Nous sommes venus aussi en Haïti pour rencontrer une collégienne, correspondante des lycéens de Saint-Vincent de Paul à Algrange. Nous la retrouverons à l'école mixte Saint-Alphonse.
Ce que nous ignorions, c'est qu'elle se trouve à la Cité Soleil, l'un des quartiers les plus dangereux de Port-au-Prince. Nous nous sommes organisés, Georges Toussaint, le directeur, nous accompagnera dans le 4X4 de Dieu...nous sommes donc protégés. Le temps de descendre de Meyotte et de passer les bouchons, de récupérer le directeur et nous entrons dans la Cité Soleil qui paraît bien tranquille. Nous passons un petit groupe que Georges salue, c'est l'un des gangs de la cité.
Puis nous longeons le pick-up du chef de gang du quartier avant d'entrer dans l'école où nous sommes en sécurité.
La cité nous donne une image de propreté, par rapport à d'autres secteurs de l'agglomération de Port-au-Prince. Les maisons sont en brique mais celles en taule ne sont pas bien loin. Nous arrivons en peine récréation.
Surprise, les élèves portent un uniforme, comme partout en Haïti, mais un uniforme mauve...grenat pour le pantalon au pli parfait, chemise blanche et cravate pour les garçons, jupe écossaise pour les filles. L'accueil est chaleureux.
Georges, le directeur est un enfant de la cité qui après en être parti avec ses parents est revenu pour y travailler. Le ticket de sortie du bidonville pour tous ces jeunes, c'est l'éducation.

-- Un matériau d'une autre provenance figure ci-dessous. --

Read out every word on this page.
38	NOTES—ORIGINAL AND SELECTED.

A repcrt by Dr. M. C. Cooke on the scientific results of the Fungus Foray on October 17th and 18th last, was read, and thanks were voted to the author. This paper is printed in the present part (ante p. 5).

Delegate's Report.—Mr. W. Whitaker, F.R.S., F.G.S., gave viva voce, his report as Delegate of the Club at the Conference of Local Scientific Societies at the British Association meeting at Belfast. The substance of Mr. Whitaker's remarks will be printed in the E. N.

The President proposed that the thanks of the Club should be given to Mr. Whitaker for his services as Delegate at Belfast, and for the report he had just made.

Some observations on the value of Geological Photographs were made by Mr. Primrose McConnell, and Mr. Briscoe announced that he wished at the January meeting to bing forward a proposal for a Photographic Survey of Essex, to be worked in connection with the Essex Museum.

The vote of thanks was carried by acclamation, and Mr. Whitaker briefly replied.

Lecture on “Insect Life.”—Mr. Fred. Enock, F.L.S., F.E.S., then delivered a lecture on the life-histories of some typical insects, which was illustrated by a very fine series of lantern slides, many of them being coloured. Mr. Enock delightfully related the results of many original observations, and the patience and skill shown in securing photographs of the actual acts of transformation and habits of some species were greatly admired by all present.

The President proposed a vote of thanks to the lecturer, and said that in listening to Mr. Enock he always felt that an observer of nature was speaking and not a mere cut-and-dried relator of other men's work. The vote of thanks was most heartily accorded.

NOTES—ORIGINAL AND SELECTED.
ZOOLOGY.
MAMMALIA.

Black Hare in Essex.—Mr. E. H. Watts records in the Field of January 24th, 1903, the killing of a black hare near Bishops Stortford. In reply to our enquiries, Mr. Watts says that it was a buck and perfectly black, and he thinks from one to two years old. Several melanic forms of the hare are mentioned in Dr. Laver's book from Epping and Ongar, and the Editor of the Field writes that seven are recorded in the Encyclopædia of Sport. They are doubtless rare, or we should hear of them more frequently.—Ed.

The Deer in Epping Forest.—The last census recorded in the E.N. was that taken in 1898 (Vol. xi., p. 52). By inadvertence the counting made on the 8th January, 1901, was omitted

L'association SOS enfants finance, avec d'autres partenaires, la reconstruction de Saint-Joseph qui s'est effondrée lors du tremblement de terre et organise le parrainage des élèves par des établissements scolaires, familles ou individuels français.
Une partie des bâtiments sont tout neufs. Après avoir fait le tour des classes, nous retrouvons Darline qui correspond avec le lycée mosellan. A Algrange on nous a dit qu'elle avait 13 ou 14 ans, le directeur pense qu'elle en a 16, Darline nous annonce qu'elle vient d'avoir 18 ans. Elle est en 9ème (4ème chez nous). Elle n'a pas été scolarisée pendant plusieurs années et rattrape son retard. Motivée, elle souhaite devenir infirmière.
Nous passerons 3 heures dans l'établissement. Ils nous chantent la bataille de Reichshoffen version haïtienne, commémorant celle de Vertières, du 18 novembre 1803 lorsque les troupes napoléoniennes ont été battues. Georges est presque gêné de nous le rappeler. Nous lui précisons que nous n'en prenons pas ombrage et que cette défaite est totalement oubliée en France. Il est temps de quitter la Cité Soleil, une ville dans la ville. Impossible de connaître le nombre de ses habitants qui se chiffre en centaines de milliers.

Totalement abandonnée par le régime, elle vit grâce à l'aide internationale. Il faut ajouter que ses habitants sont parfois « engagés » et rémunérés par certains partis politiques pour semer le trouble en ville. Escortés par le censeur de l'école qui est assis à la droite de Dieu, nous quittons la cité pour revenir vers le Champ de Mars, où en face de la défunte ambassade de France, à terre depuis le tremblement de terre, on vient manger le poulet grillé, à déguster dans la rue et réputé comme le meilleur de Port-au-Prince. Nous pensions voir le drapeau français en berne durant ces journées de deuil national mais comme la nouvelle ambassade n'est pas encore reconstruite, il n'y a pas de toit visible depuis la route.
Nous poursuivons avec la visite de l'incontournable Musée du Panthéon National Haïtien, le Mupanah avec les bustes des fondateurs de la république et plusieurs siècles d'histoire évoqués dans une demi-douzaine de salles.
Nous sommes impressionnés par l'ancre originale de la Santa Maria de Christophe Colomb qui s'est échoué sur les côtes haïtiennes. Après le tour officiel avec Christophe le guide, nous continuons à enregistrer avec Maritou, archiviste octogénaire du musée qui a connu personnellement une bonne partie des présidents des dernières décennies dont Papy et Baby Doc ainsi que le terrible père Aristide qui instrumentalise selon elle, plusieurs candidats aux présidentielles.
C'est le dernier dîner dans notre maison Soleil avec un excellent maïs haricots collés préparé par Rosematte, accompagné d'un merlot chilien que nous avons acheté dans notre supermarché préféré pour fêter notre départ.
Demain matin, départ pour le sud. Jacmel où nous passerons les dernières journées en bord de mer des Antilles.